The development of anaesthesia - but at what cost?
Adam Manning uncovers the dark history of general anaesthesia in surgery.
Surgery is a common, not always wanted, 21st century medical procedure performed by trained professionals. Thanks to our increased understanding of human physiology and sterile or aseptic practice, surgery is generally considered to be very safe. However, this hasn’t always been the case. In the Middle Ages, operations were often performed by “barber-surgeons” rather than physicians as barbers already had access to the sharp objects needed for both grooming and surgery. They routinely performed procedures like pulling teeth, amputations, and bloodletting. In fact, this is the reason why the famous barber’s pole remains red and white to this day, to symbolise the blood and bandages they were associated with.
Surgery was dangerous to undergo during pre-Victorian times. It was used only as a last resort because patients were likely to die from infection and blood loss. The patients were also conscious, consequently they would be in an incredible amount of pain throughout. Therefore, surgeons would race against the clock to finish their procedures as quickly as possible. Members of the public and medical associations would come and marvel at these live surgeries for entertainment, which is why surgery is performed in an operating ‘theatre’.
Many surgeons wanted to ease the pain that their patients experienced during surgery. One such person was Seishu Hanaoka, a Japanese surgeon who studied surgical techniques along with classical Japanese, Chinese, and Western medicine. Hanaoka invented a general anaesthetic called tsūsensan, made of six different plants and administered orally. Tsūsensan was used to remove a woman’s breast cancer for the first time in 1804, which became the first recorded historic use of a general anaesthetic in surgery. Unfortunately, his ideas didn’t spread out of Japan.

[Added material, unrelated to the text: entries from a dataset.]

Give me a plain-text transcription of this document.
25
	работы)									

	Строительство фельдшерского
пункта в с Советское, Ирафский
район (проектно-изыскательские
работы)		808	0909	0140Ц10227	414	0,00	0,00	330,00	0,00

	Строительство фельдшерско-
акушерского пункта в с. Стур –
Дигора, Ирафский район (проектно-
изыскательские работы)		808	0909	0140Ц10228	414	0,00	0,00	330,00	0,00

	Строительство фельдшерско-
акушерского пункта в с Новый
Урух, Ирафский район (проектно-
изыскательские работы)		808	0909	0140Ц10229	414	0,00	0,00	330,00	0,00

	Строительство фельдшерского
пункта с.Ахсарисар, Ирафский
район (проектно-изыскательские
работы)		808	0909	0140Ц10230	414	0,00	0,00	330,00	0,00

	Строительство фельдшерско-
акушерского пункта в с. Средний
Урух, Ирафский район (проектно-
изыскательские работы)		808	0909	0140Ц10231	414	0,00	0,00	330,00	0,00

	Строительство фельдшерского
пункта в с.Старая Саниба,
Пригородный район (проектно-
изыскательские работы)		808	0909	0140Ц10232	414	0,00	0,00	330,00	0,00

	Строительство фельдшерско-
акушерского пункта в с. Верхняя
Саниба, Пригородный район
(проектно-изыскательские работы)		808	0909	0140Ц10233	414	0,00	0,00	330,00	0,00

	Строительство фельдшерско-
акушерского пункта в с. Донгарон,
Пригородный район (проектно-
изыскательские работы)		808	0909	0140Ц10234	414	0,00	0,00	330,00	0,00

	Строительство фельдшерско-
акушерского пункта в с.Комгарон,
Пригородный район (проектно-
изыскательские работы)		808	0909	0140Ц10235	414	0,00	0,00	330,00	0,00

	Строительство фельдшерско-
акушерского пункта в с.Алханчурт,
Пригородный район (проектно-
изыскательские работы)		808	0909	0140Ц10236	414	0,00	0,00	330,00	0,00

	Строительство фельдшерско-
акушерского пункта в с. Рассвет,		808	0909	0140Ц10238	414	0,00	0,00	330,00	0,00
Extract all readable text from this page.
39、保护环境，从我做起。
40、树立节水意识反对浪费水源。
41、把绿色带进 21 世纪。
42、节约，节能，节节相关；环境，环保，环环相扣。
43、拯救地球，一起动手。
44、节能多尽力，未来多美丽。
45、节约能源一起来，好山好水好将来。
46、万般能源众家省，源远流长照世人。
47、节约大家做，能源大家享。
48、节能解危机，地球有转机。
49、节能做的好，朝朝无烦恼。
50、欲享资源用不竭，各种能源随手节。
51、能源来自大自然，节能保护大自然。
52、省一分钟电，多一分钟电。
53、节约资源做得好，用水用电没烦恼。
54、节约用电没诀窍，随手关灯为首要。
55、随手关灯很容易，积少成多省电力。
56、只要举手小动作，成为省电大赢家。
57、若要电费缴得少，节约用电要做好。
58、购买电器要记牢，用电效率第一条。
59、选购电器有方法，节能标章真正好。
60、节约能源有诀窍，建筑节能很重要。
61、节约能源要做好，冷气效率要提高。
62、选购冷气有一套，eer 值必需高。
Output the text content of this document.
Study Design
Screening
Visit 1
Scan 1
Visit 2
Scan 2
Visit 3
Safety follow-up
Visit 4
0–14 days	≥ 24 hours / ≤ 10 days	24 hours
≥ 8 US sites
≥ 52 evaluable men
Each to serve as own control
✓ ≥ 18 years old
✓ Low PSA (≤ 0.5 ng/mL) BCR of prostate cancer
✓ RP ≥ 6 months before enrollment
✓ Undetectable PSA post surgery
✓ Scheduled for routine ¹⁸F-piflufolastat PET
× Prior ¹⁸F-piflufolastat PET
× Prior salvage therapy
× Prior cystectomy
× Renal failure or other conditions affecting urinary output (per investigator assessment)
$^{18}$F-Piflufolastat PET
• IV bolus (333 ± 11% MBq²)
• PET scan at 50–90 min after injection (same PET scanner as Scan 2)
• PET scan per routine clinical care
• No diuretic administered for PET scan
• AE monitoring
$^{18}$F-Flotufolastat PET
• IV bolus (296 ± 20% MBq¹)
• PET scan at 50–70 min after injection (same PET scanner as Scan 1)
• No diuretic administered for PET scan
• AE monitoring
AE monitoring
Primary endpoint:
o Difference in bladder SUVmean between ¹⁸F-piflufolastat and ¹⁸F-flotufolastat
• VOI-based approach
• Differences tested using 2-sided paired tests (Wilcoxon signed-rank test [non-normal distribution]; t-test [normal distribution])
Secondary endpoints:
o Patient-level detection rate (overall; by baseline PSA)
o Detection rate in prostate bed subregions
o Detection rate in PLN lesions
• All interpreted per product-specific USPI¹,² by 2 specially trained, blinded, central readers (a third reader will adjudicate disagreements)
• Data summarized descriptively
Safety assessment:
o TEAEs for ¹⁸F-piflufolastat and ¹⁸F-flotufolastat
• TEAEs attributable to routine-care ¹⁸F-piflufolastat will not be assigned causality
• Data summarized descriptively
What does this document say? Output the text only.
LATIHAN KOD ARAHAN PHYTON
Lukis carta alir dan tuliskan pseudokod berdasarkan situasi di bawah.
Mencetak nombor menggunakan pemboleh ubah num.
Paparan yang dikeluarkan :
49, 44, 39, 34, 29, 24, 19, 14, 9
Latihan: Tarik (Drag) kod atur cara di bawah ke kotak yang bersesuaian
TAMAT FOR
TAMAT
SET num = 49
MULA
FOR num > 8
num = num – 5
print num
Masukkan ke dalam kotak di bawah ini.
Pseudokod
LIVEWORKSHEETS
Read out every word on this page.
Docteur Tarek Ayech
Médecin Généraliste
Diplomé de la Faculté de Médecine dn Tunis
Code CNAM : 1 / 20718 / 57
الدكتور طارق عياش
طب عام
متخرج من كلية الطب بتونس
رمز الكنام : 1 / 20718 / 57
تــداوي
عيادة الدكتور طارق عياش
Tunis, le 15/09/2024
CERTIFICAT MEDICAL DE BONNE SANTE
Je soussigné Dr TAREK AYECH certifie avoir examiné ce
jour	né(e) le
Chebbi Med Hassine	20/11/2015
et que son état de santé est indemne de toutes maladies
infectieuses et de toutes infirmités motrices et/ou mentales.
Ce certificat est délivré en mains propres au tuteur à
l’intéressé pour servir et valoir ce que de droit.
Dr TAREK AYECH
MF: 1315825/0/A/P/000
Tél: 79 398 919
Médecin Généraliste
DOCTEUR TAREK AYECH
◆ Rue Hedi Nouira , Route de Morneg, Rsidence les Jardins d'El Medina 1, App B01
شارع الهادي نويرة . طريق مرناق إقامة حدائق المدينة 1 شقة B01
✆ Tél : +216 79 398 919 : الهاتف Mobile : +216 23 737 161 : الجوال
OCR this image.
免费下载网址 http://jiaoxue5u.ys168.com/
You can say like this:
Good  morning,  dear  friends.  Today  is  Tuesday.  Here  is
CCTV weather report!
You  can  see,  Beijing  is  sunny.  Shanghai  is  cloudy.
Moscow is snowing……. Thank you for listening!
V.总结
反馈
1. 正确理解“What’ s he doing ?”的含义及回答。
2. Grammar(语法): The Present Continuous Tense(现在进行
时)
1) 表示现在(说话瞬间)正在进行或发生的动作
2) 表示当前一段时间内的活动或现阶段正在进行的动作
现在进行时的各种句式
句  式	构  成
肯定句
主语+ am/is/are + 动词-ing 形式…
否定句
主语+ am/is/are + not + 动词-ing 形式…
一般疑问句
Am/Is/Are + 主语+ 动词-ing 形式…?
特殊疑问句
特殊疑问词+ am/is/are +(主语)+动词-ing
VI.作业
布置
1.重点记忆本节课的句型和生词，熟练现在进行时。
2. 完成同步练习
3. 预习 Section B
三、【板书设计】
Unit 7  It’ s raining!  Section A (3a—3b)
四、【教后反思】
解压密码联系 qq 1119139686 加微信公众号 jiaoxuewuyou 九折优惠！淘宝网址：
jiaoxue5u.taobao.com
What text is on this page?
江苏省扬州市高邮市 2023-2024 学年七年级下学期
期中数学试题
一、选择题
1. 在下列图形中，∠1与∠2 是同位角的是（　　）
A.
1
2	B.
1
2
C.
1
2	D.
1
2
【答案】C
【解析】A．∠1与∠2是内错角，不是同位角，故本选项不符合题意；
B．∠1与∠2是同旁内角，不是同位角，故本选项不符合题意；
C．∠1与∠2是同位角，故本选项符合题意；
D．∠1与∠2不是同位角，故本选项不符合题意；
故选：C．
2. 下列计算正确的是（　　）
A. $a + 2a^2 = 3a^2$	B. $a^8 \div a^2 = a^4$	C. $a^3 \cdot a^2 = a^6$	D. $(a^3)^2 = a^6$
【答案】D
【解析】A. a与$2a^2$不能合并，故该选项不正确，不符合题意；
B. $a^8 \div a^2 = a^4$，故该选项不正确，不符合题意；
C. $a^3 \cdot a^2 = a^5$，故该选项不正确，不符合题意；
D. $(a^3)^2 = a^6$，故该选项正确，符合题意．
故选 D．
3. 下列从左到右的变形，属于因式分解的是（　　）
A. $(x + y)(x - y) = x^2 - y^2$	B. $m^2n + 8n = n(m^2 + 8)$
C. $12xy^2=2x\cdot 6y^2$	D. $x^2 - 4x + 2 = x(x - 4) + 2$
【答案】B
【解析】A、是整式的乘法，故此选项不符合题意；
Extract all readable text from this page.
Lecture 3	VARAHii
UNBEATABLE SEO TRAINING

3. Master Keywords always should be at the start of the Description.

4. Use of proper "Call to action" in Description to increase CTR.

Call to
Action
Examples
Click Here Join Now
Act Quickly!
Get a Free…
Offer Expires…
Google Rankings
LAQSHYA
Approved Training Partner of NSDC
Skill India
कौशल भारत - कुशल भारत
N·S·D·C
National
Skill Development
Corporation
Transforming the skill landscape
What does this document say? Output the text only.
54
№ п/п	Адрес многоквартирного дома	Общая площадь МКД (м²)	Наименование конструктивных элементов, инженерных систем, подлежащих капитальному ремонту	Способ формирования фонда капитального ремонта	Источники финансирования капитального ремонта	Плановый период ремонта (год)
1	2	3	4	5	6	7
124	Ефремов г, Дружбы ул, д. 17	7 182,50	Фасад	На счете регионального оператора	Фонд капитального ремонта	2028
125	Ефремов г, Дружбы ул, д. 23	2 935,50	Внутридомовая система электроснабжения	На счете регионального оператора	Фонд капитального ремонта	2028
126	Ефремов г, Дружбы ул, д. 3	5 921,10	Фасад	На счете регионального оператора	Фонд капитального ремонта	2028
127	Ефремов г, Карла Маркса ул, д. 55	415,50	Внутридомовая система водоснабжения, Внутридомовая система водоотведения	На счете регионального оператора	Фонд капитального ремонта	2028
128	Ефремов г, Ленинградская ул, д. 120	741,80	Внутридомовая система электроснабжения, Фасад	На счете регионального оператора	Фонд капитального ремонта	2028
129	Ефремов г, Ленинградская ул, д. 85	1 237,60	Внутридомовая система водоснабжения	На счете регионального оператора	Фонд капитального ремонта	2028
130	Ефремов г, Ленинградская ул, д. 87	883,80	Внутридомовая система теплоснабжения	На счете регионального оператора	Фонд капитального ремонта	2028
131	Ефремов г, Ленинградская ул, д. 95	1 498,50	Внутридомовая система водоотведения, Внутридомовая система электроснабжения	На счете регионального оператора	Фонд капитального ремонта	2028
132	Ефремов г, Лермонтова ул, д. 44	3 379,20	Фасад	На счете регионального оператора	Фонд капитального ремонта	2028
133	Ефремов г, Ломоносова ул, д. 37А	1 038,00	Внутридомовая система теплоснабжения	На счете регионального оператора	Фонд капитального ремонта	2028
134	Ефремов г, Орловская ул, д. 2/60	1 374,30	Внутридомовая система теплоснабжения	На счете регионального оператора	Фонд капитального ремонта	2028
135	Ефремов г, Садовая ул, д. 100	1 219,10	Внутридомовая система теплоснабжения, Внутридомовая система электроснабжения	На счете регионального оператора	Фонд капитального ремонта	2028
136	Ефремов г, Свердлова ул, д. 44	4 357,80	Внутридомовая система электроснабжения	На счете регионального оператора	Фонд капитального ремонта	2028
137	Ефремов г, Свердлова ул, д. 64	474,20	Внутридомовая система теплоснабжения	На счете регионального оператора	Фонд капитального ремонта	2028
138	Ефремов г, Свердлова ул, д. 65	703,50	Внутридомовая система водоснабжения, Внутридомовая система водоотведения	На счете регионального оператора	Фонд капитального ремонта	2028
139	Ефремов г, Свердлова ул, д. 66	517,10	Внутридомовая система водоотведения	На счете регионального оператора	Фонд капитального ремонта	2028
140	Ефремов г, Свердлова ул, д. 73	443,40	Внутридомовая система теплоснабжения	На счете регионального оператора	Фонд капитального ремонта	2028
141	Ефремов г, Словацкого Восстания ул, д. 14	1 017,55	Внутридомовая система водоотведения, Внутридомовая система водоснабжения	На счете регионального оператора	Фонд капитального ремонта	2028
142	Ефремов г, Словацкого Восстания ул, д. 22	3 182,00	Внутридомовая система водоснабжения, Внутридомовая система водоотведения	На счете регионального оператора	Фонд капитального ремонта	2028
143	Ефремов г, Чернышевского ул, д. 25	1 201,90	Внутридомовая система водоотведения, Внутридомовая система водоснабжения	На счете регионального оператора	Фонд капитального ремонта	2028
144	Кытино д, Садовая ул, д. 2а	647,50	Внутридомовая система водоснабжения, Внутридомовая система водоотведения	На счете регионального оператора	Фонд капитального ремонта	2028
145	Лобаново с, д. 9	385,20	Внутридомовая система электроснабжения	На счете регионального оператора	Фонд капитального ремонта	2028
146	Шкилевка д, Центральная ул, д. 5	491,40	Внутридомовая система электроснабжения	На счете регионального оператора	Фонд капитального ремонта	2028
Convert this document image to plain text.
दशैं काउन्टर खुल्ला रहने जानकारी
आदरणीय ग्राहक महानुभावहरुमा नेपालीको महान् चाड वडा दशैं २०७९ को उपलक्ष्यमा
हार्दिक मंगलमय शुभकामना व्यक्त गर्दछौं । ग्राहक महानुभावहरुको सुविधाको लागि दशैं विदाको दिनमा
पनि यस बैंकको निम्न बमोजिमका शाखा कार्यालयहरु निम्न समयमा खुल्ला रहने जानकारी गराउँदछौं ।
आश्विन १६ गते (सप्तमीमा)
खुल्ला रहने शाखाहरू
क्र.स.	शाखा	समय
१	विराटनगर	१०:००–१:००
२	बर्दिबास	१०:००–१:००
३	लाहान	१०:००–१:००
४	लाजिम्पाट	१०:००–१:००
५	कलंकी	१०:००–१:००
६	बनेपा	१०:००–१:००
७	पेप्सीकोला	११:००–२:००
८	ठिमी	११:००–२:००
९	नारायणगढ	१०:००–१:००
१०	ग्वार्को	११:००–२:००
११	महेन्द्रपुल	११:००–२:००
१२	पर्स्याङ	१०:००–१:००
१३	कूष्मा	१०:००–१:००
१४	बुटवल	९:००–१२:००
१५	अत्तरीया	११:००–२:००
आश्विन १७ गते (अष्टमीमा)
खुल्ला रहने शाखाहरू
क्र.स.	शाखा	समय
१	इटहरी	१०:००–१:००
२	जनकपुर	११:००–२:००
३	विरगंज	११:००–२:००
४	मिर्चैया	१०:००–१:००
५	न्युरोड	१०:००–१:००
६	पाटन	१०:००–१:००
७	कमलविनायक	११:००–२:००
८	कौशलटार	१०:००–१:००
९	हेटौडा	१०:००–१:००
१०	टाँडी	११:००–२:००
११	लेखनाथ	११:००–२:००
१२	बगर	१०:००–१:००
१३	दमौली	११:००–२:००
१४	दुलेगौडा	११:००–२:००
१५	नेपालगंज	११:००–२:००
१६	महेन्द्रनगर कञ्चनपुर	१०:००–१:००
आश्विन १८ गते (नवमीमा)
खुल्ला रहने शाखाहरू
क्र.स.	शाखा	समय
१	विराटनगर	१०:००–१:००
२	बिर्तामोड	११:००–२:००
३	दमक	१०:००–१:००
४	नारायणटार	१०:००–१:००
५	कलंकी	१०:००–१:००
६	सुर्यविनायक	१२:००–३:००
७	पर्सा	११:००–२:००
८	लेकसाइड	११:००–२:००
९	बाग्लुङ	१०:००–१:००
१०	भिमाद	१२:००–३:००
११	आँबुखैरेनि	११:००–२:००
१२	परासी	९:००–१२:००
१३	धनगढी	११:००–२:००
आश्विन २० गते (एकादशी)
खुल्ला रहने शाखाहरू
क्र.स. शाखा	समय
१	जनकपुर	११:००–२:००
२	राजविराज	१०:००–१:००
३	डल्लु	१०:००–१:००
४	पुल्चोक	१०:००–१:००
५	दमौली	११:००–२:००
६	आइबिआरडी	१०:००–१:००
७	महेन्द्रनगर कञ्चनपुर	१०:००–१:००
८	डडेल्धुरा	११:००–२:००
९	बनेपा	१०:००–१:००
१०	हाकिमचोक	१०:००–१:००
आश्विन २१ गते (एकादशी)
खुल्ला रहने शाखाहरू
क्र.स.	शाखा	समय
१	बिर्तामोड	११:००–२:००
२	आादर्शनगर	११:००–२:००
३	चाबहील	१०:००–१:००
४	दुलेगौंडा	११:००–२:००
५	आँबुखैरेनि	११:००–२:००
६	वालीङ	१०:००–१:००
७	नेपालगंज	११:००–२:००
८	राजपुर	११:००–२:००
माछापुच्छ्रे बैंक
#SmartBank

The first general anaesthetic used in Western surgery was diethyl ether, commonly now known as ether. In 1846, William T.G. Morton demonstrated its use in front of a large audience in Massachusetts General Hospital, Boston. Whilst Morton was not the first to investigate ether as an anaesthetic, his demonstration gained international fame and helped popularise its use. A year later, British doctor James Simpson discovered that chloroform had similar sedating effects and could also be used as an anaesthetic.
Anaesthetics were commonly used after their discovery. In the 1850s, Queen Victoria used chloroform when giving birth to her children, further strengthening its popularity. However, these anaesthetics weren’t without risk. If administered incorrectly, anaesthesia can be toxic to the point of fatal. Chloroform especially became obsolete because it was very easy to overdose with it, killing the recipient. Doctors had limited knowledge of physiology at the time, making it difficult to establish the correct dose to give. In one case, Hannah Greener, a healthy 15-year-old girl, died on January 28th 1848, after receiving chloroform for surgery to remove her toenail. Ether, whilst highly flammable, was safer in terms of this problem and became more favourable despite the invention of a chloroform dosage mask.
Anaesthesia had an immediate impact on surgeries, but counterintuitively, the number of deaths actually increased in what would become known as the ‘Black Period of Surgery’. Anaesthetics allowed surgeons to slow down and conduct more invasive surgeries, but they did nothing to prevent infection or fatal blood loss. Without effective aseptic working conditions, antiseptics and blood transfusions, many died. It wouldn’t be until the 1900s, with the combination of multiple discoveries in regard to these problems, that the high mortality rate would begin to go down.
The invention of anaesthesia was a major breakthrough that helped to bring surgery into the modern era. However, its dark journey to become the safe procedure we know it as today shows that not all innovations are as clear-cut as good or bad. Anaesthetics did indeed revolutionise surgery, but at the cost of the lives of many people. The breakthrough emphasises the indirect consequences that life-changing revolutions can have. Ultimately, it teaches us that it is our responsibility to be mindful of such consequences when developing future medical innovations.